Happy New Year and being Sixty
Happy New Year to you all. I have taken a quick few days off to celebrate the sixtieth birthday in peace and contemplation (alcohol assisted, it must be confessed). On the pleasure of the location, I shall shortly wax lyrical. But for the time being, it is enough to say that the new year is just about to chime --and that's it.
I have already taken delivery of my senior railcard. The website was truly ghastly, full of advertising granny talk. "It means you can save money on visits to the grandkids, trips into town to catch a show, or weekends by the seaside" ran the spiel, apparently oblivious to the fact that the years 60-70 were now working years for most of us lucky enough to be employed at all, and "weekends at the seaside" were not really in our purview.
And I realised from the Today Programme that I would now get free prescriptions. So what about a bus pass, I wondered.
You will detect that I feel a bit conflicted about this. I shall be using my senior railcard with enthusiasm.

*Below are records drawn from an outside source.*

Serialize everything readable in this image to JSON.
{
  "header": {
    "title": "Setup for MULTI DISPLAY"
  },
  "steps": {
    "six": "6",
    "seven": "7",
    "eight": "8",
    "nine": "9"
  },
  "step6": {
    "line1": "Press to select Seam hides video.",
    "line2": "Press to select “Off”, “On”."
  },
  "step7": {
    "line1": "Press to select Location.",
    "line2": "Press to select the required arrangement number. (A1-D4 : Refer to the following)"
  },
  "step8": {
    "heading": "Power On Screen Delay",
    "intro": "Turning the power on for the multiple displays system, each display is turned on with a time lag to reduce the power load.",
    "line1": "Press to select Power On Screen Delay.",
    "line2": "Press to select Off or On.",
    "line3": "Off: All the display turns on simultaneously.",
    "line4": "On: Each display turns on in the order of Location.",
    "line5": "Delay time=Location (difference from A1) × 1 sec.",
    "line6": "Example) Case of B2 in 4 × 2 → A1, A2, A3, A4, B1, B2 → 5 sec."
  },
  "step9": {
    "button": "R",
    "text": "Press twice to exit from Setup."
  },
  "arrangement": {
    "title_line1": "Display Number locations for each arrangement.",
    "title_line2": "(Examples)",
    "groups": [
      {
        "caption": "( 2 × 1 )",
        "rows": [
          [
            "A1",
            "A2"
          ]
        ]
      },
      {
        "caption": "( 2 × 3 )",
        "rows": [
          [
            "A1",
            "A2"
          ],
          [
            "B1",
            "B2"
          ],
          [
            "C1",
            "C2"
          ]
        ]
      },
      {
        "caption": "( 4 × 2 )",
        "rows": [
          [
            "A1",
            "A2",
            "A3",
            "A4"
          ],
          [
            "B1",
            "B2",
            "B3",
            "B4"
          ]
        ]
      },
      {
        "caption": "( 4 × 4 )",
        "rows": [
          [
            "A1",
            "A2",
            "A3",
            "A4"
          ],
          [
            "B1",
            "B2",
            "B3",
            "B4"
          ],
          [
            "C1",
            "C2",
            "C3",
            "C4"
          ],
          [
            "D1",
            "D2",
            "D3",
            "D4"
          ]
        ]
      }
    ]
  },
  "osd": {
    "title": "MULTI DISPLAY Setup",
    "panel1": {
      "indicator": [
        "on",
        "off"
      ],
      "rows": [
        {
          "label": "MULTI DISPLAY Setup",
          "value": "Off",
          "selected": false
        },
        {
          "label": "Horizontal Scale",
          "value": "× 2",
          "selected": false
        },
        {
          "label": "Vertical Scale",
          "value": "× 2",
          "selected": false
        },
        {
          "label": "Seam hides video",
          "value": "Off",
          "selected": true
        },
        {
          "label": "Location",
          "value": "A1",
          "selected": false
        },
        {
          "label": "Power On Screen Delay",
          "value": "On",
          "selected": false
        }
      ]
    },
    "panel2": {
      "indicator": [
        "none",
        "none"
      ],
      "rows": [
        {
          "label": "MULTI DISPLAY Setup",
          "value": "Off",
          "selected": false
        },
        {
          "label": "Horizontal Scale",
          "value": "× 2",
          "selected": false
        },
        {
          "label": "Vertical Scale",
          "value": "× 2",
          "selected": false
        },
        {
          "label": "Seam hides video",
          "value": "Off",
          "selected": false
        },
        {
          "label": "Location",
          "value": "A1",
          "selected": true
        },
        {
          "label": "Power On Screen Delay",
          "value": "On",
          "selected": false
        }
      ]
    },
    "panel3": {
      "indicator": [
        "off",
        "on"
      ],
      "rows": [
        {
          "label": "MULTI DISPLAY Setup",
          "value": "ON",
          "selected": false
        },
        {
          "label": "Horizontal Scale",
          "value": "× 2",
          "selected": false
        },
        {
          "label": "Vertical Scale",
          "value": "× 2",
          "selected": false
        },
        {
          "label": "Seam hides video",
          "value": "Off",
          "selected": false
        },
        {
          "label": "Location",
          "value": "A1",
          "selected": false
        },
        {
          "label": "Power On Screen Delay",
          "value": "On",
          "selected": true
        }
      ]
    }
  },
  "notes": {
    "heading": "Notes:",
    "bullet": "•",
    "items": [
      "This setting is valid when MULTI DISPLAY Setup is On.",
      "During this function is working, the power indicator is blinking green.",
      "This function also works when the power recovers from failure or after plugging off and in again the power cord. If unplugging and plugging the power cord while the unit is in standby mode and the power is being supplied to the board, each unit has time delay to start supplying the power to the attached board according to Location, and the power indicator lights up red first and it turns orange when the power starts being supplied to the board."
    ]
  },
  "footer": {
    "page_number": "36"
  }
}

It doesn't give you much more from Cambridge to London than the Network card, but you can use it on the 9.15, rather then waiting for the 10.15 to get the discount -- and that makes a hell of a lot of difference for most meetings.
But there is a bit of me that is puzzled that some of these "privileges" of being elderly have got stuck to an earlier version of retirement age, and on what basis. So far as the railcard goes, I am really not sure what the point is (grateful as I am). Is it an attempt to increase rail use by privileging yet another group that might be encouraged to go out of rush-hour? is it a reward to those of us who have coughed up huge amounts for half a lifetime? Or is it a social service to the immobile elderly? Or what combination?
So far as the free prescriptions.. well that just seems bonkers. Nine out of ten prescriptions in England are actually free anway, whether to the old, the young, the chronically ill, the pregnant, or whoever. In which case what is the point in charging, and the infra structure of the age and identity checking. After all, they all all free in Scotland, Wales and Northern Ireland. What is England doing? (I wonder if UKIP have a policy on this??)